Extrait de l’Article, » LE REGARD SUR LA VILLE », rédigé par Yves SOURDIER et publié dans le magazine ARCHITECTURE CREE
La notion de bien-être des usagers trouve de plus en plus sa place dans l’acte de construire, comme le prouve la multiplication des certifications qui viennent labelliser ces problématiques. La démarche a été initiée aux États-Unis en 2014 par la norme Well Building Standard, dont la seconde mouture vient d’être lancée et qui compte déjà 122 bâtiments certifiés, 104 pré-certifiés et 769 demandes en cours d’instruction.
D’autres ont suivi ce chemin, comme la norme Fitwel, qui revendique aujourd’hui plus de 95 projets certifiés ou en cours, ou bien la française OsmoZ.
Dans cette logique du bien-être, il n’est pas rare que le feng shui soit intégré aux réflexions en matière d’aménagement intérieur.

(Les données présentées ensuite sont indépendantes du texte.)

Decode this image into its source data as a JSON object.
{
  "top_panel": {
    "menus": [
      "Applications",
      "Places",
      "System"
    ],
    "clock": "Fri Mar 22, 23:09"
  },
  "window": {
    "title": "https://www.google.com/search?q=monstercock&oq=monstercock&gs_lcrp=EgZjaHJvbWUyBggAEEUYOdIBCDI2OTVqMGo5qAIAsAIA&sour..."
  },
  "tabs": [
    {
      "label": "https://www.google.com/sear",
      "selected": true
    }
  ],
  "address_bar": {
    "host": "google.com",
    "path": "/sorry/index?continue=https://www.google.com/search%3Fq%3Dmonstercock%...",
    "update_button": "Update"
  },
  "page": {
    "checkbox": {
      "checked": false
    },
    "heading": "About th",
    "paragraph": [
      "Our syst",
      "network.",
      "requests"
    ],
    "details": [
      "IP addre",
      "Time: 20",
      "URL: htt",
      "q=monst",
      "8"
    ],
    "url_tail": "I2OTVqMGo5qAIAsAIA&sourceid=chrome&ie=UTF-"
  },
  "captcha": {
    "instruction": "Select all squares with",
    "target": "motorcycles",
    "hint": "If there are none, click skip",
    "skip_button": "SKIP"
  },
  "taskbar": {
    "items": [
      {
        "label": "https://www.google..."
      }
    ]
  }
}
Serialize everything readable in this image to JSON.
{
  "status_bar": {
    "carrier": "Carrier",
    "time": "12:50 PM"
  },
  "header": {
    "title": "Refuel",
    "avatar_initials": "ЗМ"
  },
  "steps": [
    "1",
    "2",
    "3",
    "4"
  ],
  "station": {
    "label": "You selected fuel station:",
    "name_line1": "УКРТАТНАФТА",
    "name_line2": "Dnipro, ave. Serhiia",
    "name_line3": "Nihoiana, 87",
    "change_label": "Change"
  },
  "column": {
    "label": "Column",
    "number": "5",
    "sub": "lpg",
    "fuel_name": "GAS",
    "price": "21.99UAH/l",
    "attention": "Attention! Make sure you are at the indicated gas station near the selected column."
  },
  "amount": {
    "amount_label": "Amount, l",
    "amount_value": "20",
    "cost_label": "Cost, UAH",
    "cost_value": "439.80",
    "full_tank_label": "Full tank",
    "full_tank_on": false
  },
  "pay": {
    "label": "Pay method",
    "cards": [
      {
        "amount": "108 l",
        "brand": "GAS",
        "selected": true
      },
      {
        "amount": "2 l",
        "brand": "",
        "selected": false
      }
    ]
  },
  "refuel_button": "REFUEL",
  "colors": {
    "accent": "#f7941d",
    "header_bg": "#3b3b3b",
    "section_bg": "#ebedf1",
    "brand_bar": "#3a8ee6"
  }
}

Et certains ne plaisantent pas avec le sujet : un blogueur chinois a récemment été condamné pour diffamation à 26 000 euros d’amende pour avoir affirmé que des immeubles de bureaux construits par Zaha Hadid à Pékin ne respectaient pas les règles du feng shui.
En revanche, cette discipline de la médecine chinoise n’est guère associée à l’aménagement de l’espace urbain, alors même que d’innombrables disciplines se penchent sur la ville, la pluridisciplinarité étant même reconnue comme l’une des clés d’un avenir urbain harmonieux. Mais on aurait tort de se cantonner à des expertises académiques, à dominante occidentale qui plus est. D’autres savoirs, d’autres pratiques peuvent mériter d’être mobilisés. Ainsi, donc, du feng shui, qui propose une lecture originale et, partant, une nouvelle écriture urbaine. Spécialiste de cette discipline qu’elle applique à l’espace, aux territoires, à l’architecture et à l’aménagement intérieur, Corinne Pelissier explique ce que le recours aux principes et aux outils du feng shui peut apporter à la ville.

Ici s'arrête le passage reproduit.